Essay on Racism in Invisible Man

📌Category: Books, Racism, Social Issues
📌Words: 555
📌Pages: 3
📌Published: 26 June 2022

In Invisible Man, Ralph Ellison teaches the reader through vast stories about the amount of invisibility that was placed among black people during the 1930s.  Within the capacity of not being seen creates low self esteem, and a feeling of unwantedness.  For example, the narrator was asked to answer questions about himself in terms of his blackness during one of the chapters.  This scene produced desires to be accepted by the lead character.  The main character and narrator convey the aspiration to be recognized and respected.

The lead character's drive to be acknowledged arises from the fact that he has been treated as less his entire life.  Whether it is being verbally attacked, physically attacked, or plain out avoided, the main character lacks acceptance from several due to his race:  “I didn't understand in those pre-invisible days that their hate, and mine too, was charged with fear. How all of us at the college hated the black-belt people, the “peasants,” during those days! We were trying to lift them up and they, like Trueblood, did everything it seemed to pull us down” (Ellison 47).  This quote shows the intensity in how the narrator feels about stereotypes in which the college students attempted to abolish.  

Throughout the Invisible Man, the main character completes several tasks, in which he believes will lead him to be recognized by others.  In the beginning, he begins working odd jobs to make money.  The book taking place in the 1930s factors into the importance of money.  In this time period money wasn’t just money.  Money meant power, and power gave people a social status which couldn’t be ignored.  Whether he was mixing paint, or being an uber, the main character knew money could lead him to feeling accepted.   Later on, after joining a brotherhood for African Americans, the lead character is found fighting, and voicing his opinion on black equality.  The brotherhood allows him to be heard in a way he hasn’t been before.  In addition to feeling heard, the brotherhood adds a sense of reliability, and unity with people of his own race.  Furthermore, the narrator is seen changing himself to align with white people.  “...I would put on my best manner.  I would speak softly, in my most polished tones, smile agreeably and be most polite… My shoes would be polished, my suit pressed, my hair dressed and parted on the right side; my nails would be clean and my armpits well deodorized… You couldn’t let them think all of us smelled bad” (Ellison 157).  Here the narrator shifts into a man who feels the need to present himself differently to satisfy his oppressors, which are white men.  Inside of this quote, he also stereotypes both races.  Whites being stated as clean, obedient, well dressed, and well-spoken: and blacks are implied to be dirty, disobedient, and inarticulate.  This adds to the theme that the main character will do anything to mask who he is.

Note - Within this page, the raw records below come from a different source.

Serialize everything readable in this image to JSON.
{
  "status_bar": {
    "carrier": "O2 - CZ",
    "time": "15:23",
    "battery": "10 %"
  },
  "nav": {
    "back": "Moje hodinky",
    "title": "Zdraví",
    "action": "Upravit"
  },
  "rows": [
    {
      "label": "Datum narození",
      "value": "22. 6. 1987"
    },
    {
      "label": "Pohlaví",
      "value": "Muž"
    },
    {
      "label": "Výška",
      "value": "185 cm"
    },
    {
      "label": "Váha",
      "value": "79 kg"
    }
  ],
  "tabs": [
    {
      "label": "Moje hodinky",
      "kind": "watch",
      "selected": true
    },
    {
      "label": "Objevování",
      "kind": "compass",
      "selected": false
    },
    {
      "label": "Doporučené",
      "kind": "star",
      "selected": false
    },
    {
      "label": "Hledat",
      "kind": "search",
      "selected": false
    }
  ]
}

To finalize, Ralph Ellison once said “Imitation is suicide, envy is ignorance” (Ralph Ellison Quotes).  This means that a person must take themselves for better or worse.  Throughout Invisible Man, the main character struggles with racism and white supremacy, for he cannot define himself.  The narrator goes through constant difficulties which cause him to change himself for the approval of others.  From the beginning of time until present day, the desire to fit in is a persistent journey within humanity as a whole.